TULSA, Oklahoma -- Six Tulsa schools are banding together to bring more engineering graduates to Oklahoma. The Tulsa Alliance for Engineering was officially formed Friday to address the need for engineering graduates for Tulsa and northeastern Oklahoma over the next decade.
Oklahoma is likely to experience shortages of approximately 200 aerospace engineers and 400 electrical engineers by 2014, with shortages of additional engineering specialties possible in that same time frame, according to data from the Governor's Council for Workforce and Economic Development.

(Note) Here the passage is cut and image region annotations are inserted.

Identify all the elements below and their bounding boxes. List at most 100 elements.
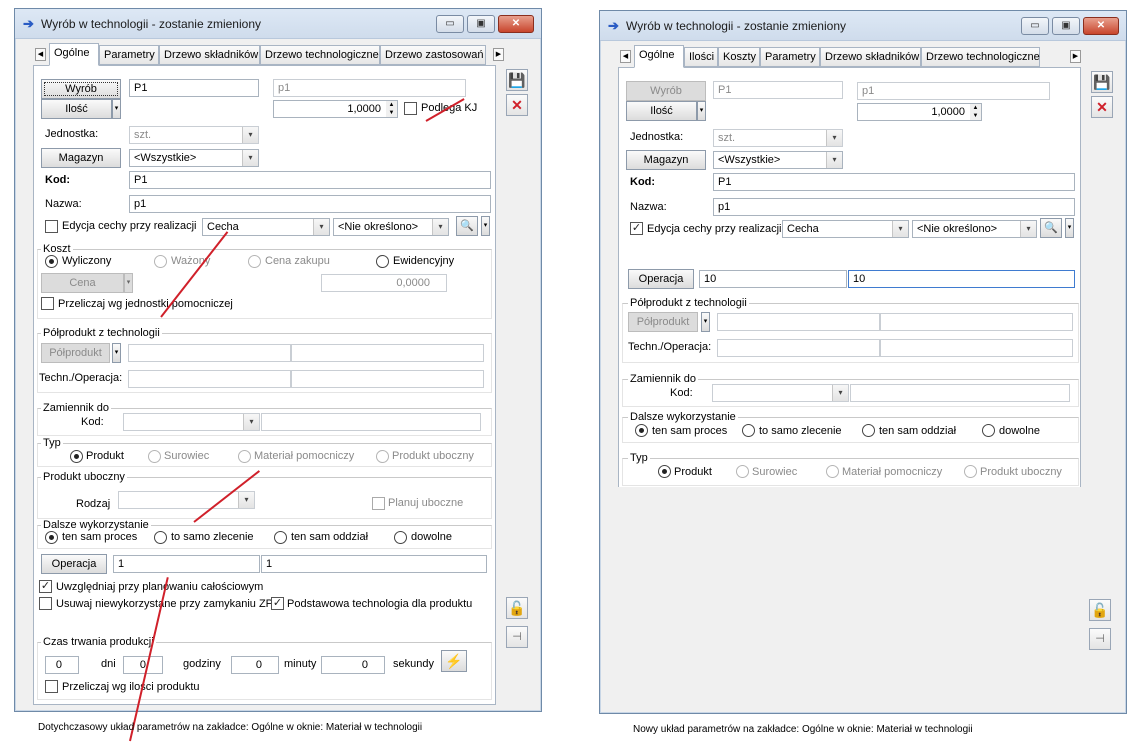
podstawowa-checkbox[interactable]: ✓ xyxy=(271,597,284,610)
magnifier-icon[interactable]: 🔍 xyxy=(456,216,478,236)
tab-ogolne[interactable]: Ogólne xyxy=(49,43,99,66)
radio-dowolne[interactable] xyxy=(394,531,407,544)
tab-scroll-left-icon[interactable]: ◀ xyxy=(620,50,631,63)
nie-okreslono-select[interactable]: <Nie określono> ▾ xyxy=(912,220,1037,238)
minimize-icon[interactable]: ▭ xyxy=(436,15,464,33)
tab-scroll-right-icon[interactable]: ▶ xyxy=(493,48,504,61)
czas-minuty-field[interactable]: 0 xyxy=(231,656,279,674)
tab-ogolne[interactable]: Ogólne xyxy=(634,45,684,68)
chevron-down-icon[interactable]: ▾ xyxy=(313,219,329,235)
pin-icon[interactable]: ⊣ xyxy=(1089,628,1111,650)
ilosc-value-field[interactable]: 1,0000 xyxy=(273,100,398,118)
tab-parametry[interactable]: Parametry xyxy=(99,45,159,65)
operacja-button[interactable]: Operacja xyxy=(41,554,107,574)
radio-wyliczony[interactable] xyxy=(45,255,58,268)
czas-sekundy-field[interactable]: 0 xyxy=(321,656,385,674)
uwzgledniaj-checkbox[interactable]: ✓ xyxy=(39,580,52,593)
radio-ten-sam-proces[interactable] xyxy=(45,531,58,544)
chevron-down-icon[interactable]: ▾ xyxy=(432,219,448,235)
chevron-down-icon: ▾ xyxy=(242,127,258,143)
magazyn-button[interactable]: Magazyn xyxy=(41,148,121,168)
tab-drzewo-zastosowan[interactable]: Drzewo zastosowań xyxy=(380,45,486,65)
operacja-field-1[interactable]: 10 xyxy=(699,270,847,288)
kod-field[interactable]: P1 xyxy=(713,173,1075,191)
wyrob-code-field[interactable]: P1 xyxy=(129,79,259,97)
tab-drzewo-skladnikow[interactable]: Drzewo składników xyxy=(159,45,260,65)
magazyn-select[interactable]: <Wszystkie> ▾ xyxy=(713,151,843,169)
lock-icon[interactable]: 🔓 xyxy=(506,597,528,619)
ilosc-button[interactable]: Ilość xyxy=(41,99,112,119)
cancel-x-icon[interactable]: ✕ xyxy=(506,94,528,116)
radio-dowolne[interactable] xyxy=(982,424,995,437)
wyrob-button[interactable]: Wyrób xyxy=(41,79,121,99)
radio-produkt[interactable] xyxy=(658,465,671,478)
tab-drzewo-skladnikow[interactable]: Drzewo składników xyxy=(820,47,921,67)
magnifier-split-chevron-down-icon[interactable]: ▾ xyxy=(1065,218,1074,238)
nazwa-field[interactable]: p1 xyxy=(713,198,1075,216)
radio-ewidencyjny[interactable] xyxy=(376,255,389,268)
chevron-down-icon[interactable]: ▾ xyxy=(892,221,908,237)
operacja-field-2[interactable]: 10 xyxy=(848,270,1075,288)
tab-parametry[interactable]: Parametry xyxy=(760,47,820,67)
tab-drzewo-technologiczne[interactable]: Drzewo technologiczne xyxy=(260,45,380,65)
operacja-button[interactable]: Operacja xyxy=(628,269,694,289)
przeliczaj-jednostki-checkbox[interactable] xyxy=(41,297,54,310)
cecha-select[interactable]: Cecha ▾ xyxy=(202,218,330,236)
maximize-icon[interactable]: ▣ xyxy=(467,15,495,33)
kod-label: Kod: xyxy=(630,176,656,188)
tab-drzewo-technologiczne[interactable]: Drzewo technologiczne xyxy=(921,47,1040,67)
czas-godziny-field[interactable]: 0 xyxy=(123,656,163,674)
nazwa-field[interactable]: p1 xyxy=(129,195,491,213)
tab-scroll-left-icon[interactable]: ◀ xyxy=(35,48,46,61)
close-icon[interactable]: ✕ xyxy=(1083,17,1119,35)
spin-icon[interactable]: ▲ ▼ xyxy=(970,104,981,120)
cancel-x-icon[interactable]: ✕ xyxy=(1091,96,1113,118)
minimize-icon[interactable]: ▭ xyxy=(1021,17,1049,35)
czas-godziny-label: godziny xyxy=(183,658,221,670)
radio-ten-sam-proces[interactable] xyxy=(635,424,648,437)
podstawowa-label: Podstawowa technologia dla produktu xyxy=(287,598,473,610)
radio-ten-sam-oddzial[interactable] xyxy=(862,424,875,437)
chevron-down-icon[interactable]: ▾ xyxy=(242,150,258,166)
magnifier-split-chevron-down-icon[interactable]: ▾ xyxy=(481,216,490,236)
radio-to-samo-zlecenie[interactable] xyxy=(742,424,755,437)
magnifier-icon[interactable]: 🔍 xyxy=(1040,218,1062,238)
operacja-field-2[interactable]: 1 xyxy=(261,555,487,573)
maximize-icon[interactable]: ▣ xyxy=(1052,17,1080,35)
save-icon[interactable]: 💾 xyxy=(506,69,528,91)
lightning-icon[interactable]: ⚡ xyxy=(441,650,467,672)
tab-ilosci[interactable]: Ilości xyxy=(684,47,718,67)
close-icon[interactable]: ✕ xyxy=(498,15,534,33)
polprodukt-field-1 xyxy=(717,313,880,331)
chevron-down-icon[interactable]: ▾ xyxy=(826,152,842,168)
kod-field[interactable]: P1 xyxy=(129,171,491,189)
radio-ten-sam-oddzial[interactable] xyxy=(274,531,287,544)
czas-dni-field[interactable]: 0 xyxy=(45,656,79,674)
ilosc-button[interactable]: Ilość xyxy=(626,101,697,121)
ilosc-value-field[interactable]: 1,0000 xyxy=(857,103,982,121)
ilosc-split-chevron-down-icon[interactable]: ▾ xyxy=(112,99,121,119)
edycja-cechy-checkbox[interactable] xyxy=(45,220,58,233)
spin-icon[interactable]: ▲ ▼ xyxy=(386,101,397,117)
usuwaj-checkbox[interactable] xyxy=(39,597,52,610)
cecha-select[interactable]: Cecha ▾ xyxy=(782,220,909,238)
operacja-field-1[interactable]: 1 xyxy=(113,555,260,573)
podlega-kj-checkbox[interactable] xyxy=(404,102,417,115)
magazyn-select[interactable]: <Wszystkie> ▾ xyxy=(129,149,259,167)
save-icon[interactable]: 💾 xyxy=(1091,71,1113,93)
magazyn-button[interactable]: Magazyn xyxy=(626,150,706,170)
pin-icon[interactable]: ⊣ xyxy=(506,626,528,648)
radio-to-samo-zlecenie[interactable] xyxy=(154,531,167,544)
tab-scroll-right-icon[interactable]: ▶ xyxy=(1070,50,1081,63)
nie-okreslono-select[interactable]: <Nie określono> ▾ xyxy=(333,218,449,236)
lock-icon[interactable]: 🔓 xyxy=(1089,599,1111,621)
ilosc-split-chevron-down-icon[interactable]: ▾ xyxy=(697,101,706,121)
edycja-cechy-checkbox[interactable]: ✓ xyxy=(630,222,643,235)
polprodukt-split-chevron-down-icon[interactable]: ▾ xyxy=(701,312,710,332)
chevron-down-icon[interactable]: ▾ xyxy=(1020,221,1036,237)
tab-koszty[interactable]: Koszty xyxy=(718,47,760,67)
radio-cena-zakupu-label: Cena zakupu xyxy=(265,255,330,267)
radio-produkt[interactable] xyxy=(70,450,83,463)
przeliczaj-ilosci-checkbox[interactable] xyxy=(45,680,58,693)
polprodukt-split-chevron-down-icon[interactable]: ▾ xyxy=(112,343,121,363)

"The Tulsa Alliance for Engineering is Tulsa's opportunity to recruit, train, and retain Oklahoma's best and brightest students," said Kara Gae Neal, Superintendent/CEO, Tulsa Tech.
"Our goal is to expose students early on to the various fields of engineering so that their interest and passions are set by the time they enter college."
Tulsa Chamber of Commerce data from 2009 shows engineers earned 47 percent more than the average wage earner from all industry groups in Tulsa. One engineer in Tulsa translates into a $295,000 in output in the Tulsa-area economy, according to the Chamber.
The Alliance members will work with the business sector to create more opportunities for student internships and mentorships, and engineering awareness and education programs for elementary and secondary school students.
Tulsa Alliance for Engineering agreement was signed by presidents from Tulsa Tech, Tulsa Community College, Oklahoma State University-Tulsa, University of Oklahoma-Tulsa, Oral Roberts University and University of Tulsa.